IP tables are command-line firewall utility that uses rules/policies to allow or block traffic. First, check if your iptable configuration is clean.
sudo iptables -L
The above command lists all the current iptable rules. Use this command after every addition to ensure if your configuration is clean.
if you find some issues in your configuration, you can use the following command to flush the entire iptable and start over. With your iptable flushed, your system is vulnerable to attacks. Make sure to secure it using an alternative method.
sudo iptables -F
Insert rules for the following purposes in order to secure the server.
- Inserting rule to allow loopback connections for localhost connection to work.
- Inserting rule to allow incoming connection from the already established connection.
- Rule to allow HTTP on port 80, HTTPS on 443, and SSH on 22.

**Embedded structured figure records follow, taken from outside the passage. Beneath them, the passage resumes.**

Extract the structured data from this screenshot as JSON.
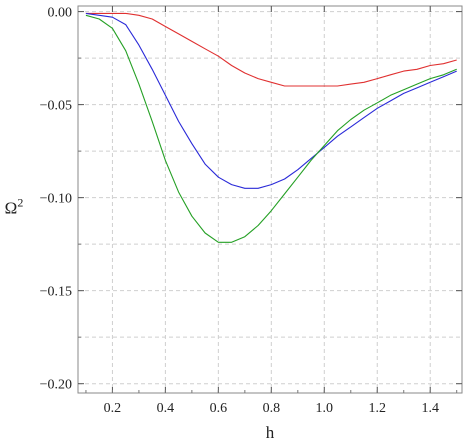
{
  "chart_data": {
    "type": "line",
    "title": "",
    "xlabel": "h",
    "ylabel_base": "Ω",
    "ylabel_sup": "2",
    "xlim": [
      0.07,
      1.52
    ],
    "ylim": [
      -0.205,
      0.003
    ],
    "xticks": [
      0.2,
      0.4,
      0.6,
      0.8,
      1.0,
      1.2,
      1.4
    ],
    "xtick_labels": [
      "0.2",
      "0.4",
      "0.6",
      "0.8",
      "1.0",
      "1.2",
      "1.4"
    ],
    "yticks": [
      0.0,
      -0.05,
      -0.1,
      -0.15,
      -0.2
    ],
    "ytick_labels": [
      "0.00",
      "−0.05",
      "−0.10",
      "−0.15",
      "−0.20"
    ],
    "grid": true,
    "series": [
      {
        "color": "#e03030",
        "x": [
          0.1,
          0.15,
          0.2,
          0.25,
          0.3,
          0.35,
          0.4,
          0.45,
          0.5,
          0.55,
          0.6,
          0.65,
          0.7,
          0.75,
          0.8,
          0.85,
          0.9,
          0.95,
          1.0,
          1.05,
          1.1,
          1.15,
          1.2,
          1.25,
          1.3,
          1.35,
          1.4,
          1.45,
          1.5
        ],
        "y": [
          -0.001,
          -0.001,
          -0.001,
          -0.001,
          -0.002,
          -0.004,
          -0.008,
          -0.012,
          -0.016,
          -0.02,
          -0.024,
          -0.029,
          -0.033,
          -0.036,
          -0.038,
          -0.04,
          -0.04,
          -0.04,
          -0.04,
          -0.04,
          -0.039,
          -0.038,
          -0.036,
          -0.034,
          -0.032,
          -0.031,
          -0.029,
          -0.028,
          -0.026
        ]
      },
      {
        "color": "#2a2ad8",
        "x": [
          0.1,
          0.15,
          0.2,
          0.25,
          0.3,
          0.35,
          0.4,
          0.45,
          0.5,
          0.55,
          0.6,
          0.65,
          0.7,
          0.75,
          0.8,
          0.85,
          0.9,
          0.95,
          1.0,
          1.05,
          1.1,
          1.15,
          1.2,
          1.25,
          1.3,
          1.35,
          1.4,
          1.45,
          1.5
        ],
        "y": [
          -0.001,
          -0.002,
          -0.003,
          -0.007,
          -0.018,
          -0.031,
          -0.045,
          -0.059,
          -0.071,
          -0.082,
          -0.089,
          -0.093,
          -0.095,
          -0.095,
          -0.093,
          -0.09,
          -0.085,
          -0.079,
          -0.073,
          -0.067,
          -0.062,
          -0.057,
          -0.052,
          -0.048,
          -0.044,
          -0.041,
          -0.038,
          -0.035,
          -0.032
        ]
      },
      {
        "color": "#25a025",
        "x": [
          0.1,
          0.15,
          0.2,
          0.25,
          0.3,
          0.35,
          0.4,
          0.45,
          0.5,
          0.55,
          0.6,
          0.65,
          0.7,
          0.75,
          0.8,
          0.85,
          0.9,
          0.95,
          1.0,
          1.05,
          1.1,
          1.15,
          1.2,
          1.25,
          1.3,
          1.35,
          1.4,
          1.45,
          1.5
        ],
        "y": [
          -0.002,
          -0.004,
          -0.009,
          -0.021,
          -0.039,
          -0.059,
          -0.08,
          -0.097,
          -0.11,
          -0.119,
          -0.124,
          -0.124,
          -0.121,
          -0.115,
          -0.107,
          -0.098,
          -0.089,
          -0.08,
          -0.072,
          -0.064,
          -0.058,
          -0.053,
          -0.049,
          -0.045,
          -0.042,
          -0.039,
          -0.036,
          -0.034,
          -0.031
        ]
      }
    ]
  }
}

Let’s add a rule to allow established connections to continue using the command below and then you can check that the rule was added using the same sudo iptables -L as before. To do this enter the following command in terminal.
sudo iptables -A INPUT -m conntrack --ctstate ESTABLISHED,RELATED -j ACCEPT sudo iptables -L
You should make sure of the default policy to be configured as accepting incoming connections. This ensures that you don’t get locked out of your own account. Then, add a rule to drop the incoming connections as last. This ensures to drop the connection if the packet doesn’t match the rules above drop rule. Thus, ensures security from unwanted connections to the server.

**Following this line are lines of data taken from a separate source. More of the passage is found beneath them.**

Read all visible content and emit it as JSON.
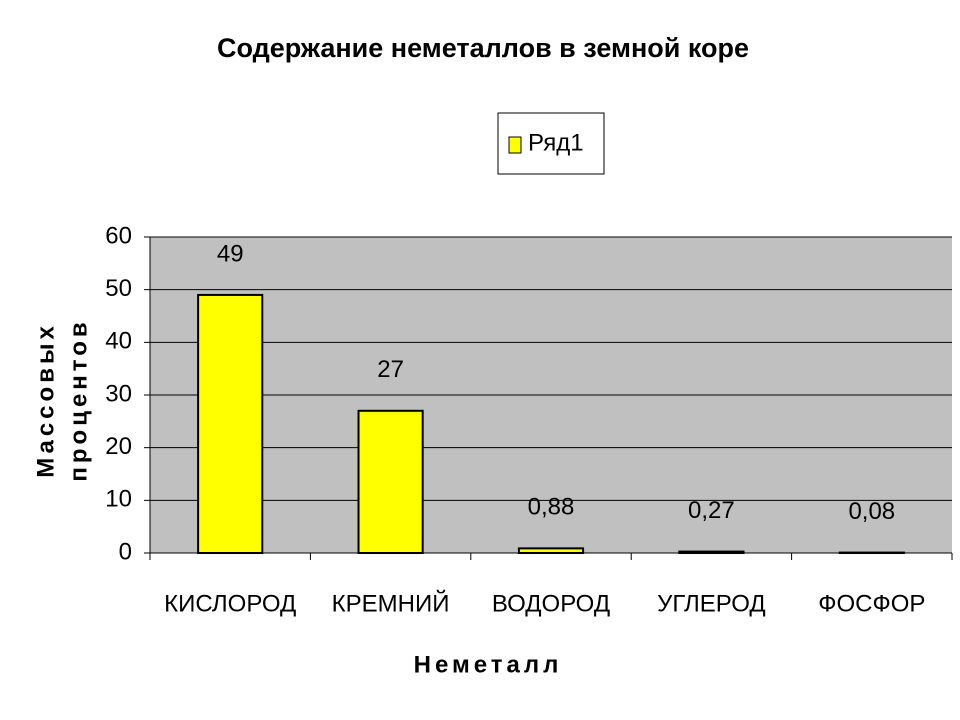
{
  "chart_data": {
    "type": "bar",
    "title": "Содержание неметаллов в земной коре",
    "categories": [
      "КИСЛОРОД",
      "КРЕМНИЙ",
      "ВОДОРОД",
      "УГЛЕРОД",
      "ФОСФОР"
    ],
    "series": [
      {
        "name": "Ряд1",
        "color": "#ffff00",
        "values": [
          49,
          27,
          0.88,
          0.27,
          0.08
        ],
        "value_labels": [
          "49",
          "27",
          "0,88",
          "0,27",
          "0,08"
        ]
      }
    ],
    "ylim": [
      0,
      60
    ],
    "yticks": [
      0,
      10,
      20,
      30,
      40,
      50,
      60
    ],
    "grid": true,
    "ylabel": [
      "Массовых",
      "процентов"
    ],
    "xlabel": "Неметалл",
    "legend": "top"
  }
}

Setting the default policy as ‘ACCEPT’
sudo iptables -P INPUT ACCEPT
Adding a rule to ‘DROP’
sudo iptables -A INPUT -j DROP
These commands execute successfully without returning any statement as it could be seen from the screenshot provided below.
Setting the iptables to be persistent
Before setting the rules permanent, testing it once would be good to ensure that you’re able to log back in if you get logged out. Once, that done you can use the following command to make the rules permanent. This command basically created a script that loads our configuration when the system reboots.
sudo apt-get install iptables-persistent
Now, whenever you need to add more roles to iptables-persistent, you need to update the same using the following command.
sudo invoke-rc.d iptables-persistent save
The above rules are for IPV4 and adding rules for IPV6 differs a bit in the command statement. The adoption of IPV6 is still not much compared to IPV4 and it could be exploited if left open. Therefore, let’s add a default policy to it and make it permanent. You can follow the commands mentioned below,
sudo ip6tables -L sudo ip6tables -P INPUT DROP sudo invoke-rc.d iptables-persistent save
Commands for IPV6 only differs in the keyword ‘ip6tables’ w.r.t IPV4.
The server is up or not
We’ve allowed all important protocols to establish a connection to our servers. But if you try to ping the server right now, it’ll drop because of the rule we added at the last. Thus, we need to allow ICMP for the same. Also, we want the drop rules to be the last rule defined. Thus, we need to add this rule above the DROP rule. To achieve the same, you can follow the below commands.
To get the line number to all the rules
sudo iptables -L --line-numbers
sudo iptables -I INPUT [Drop_rule_line_number] -p icmp --icmp-type echo-request -j ACCEPT
This rule will be added at line 1 and DROP rule at 1 will be shifted down
Now it allows us to ping the server again.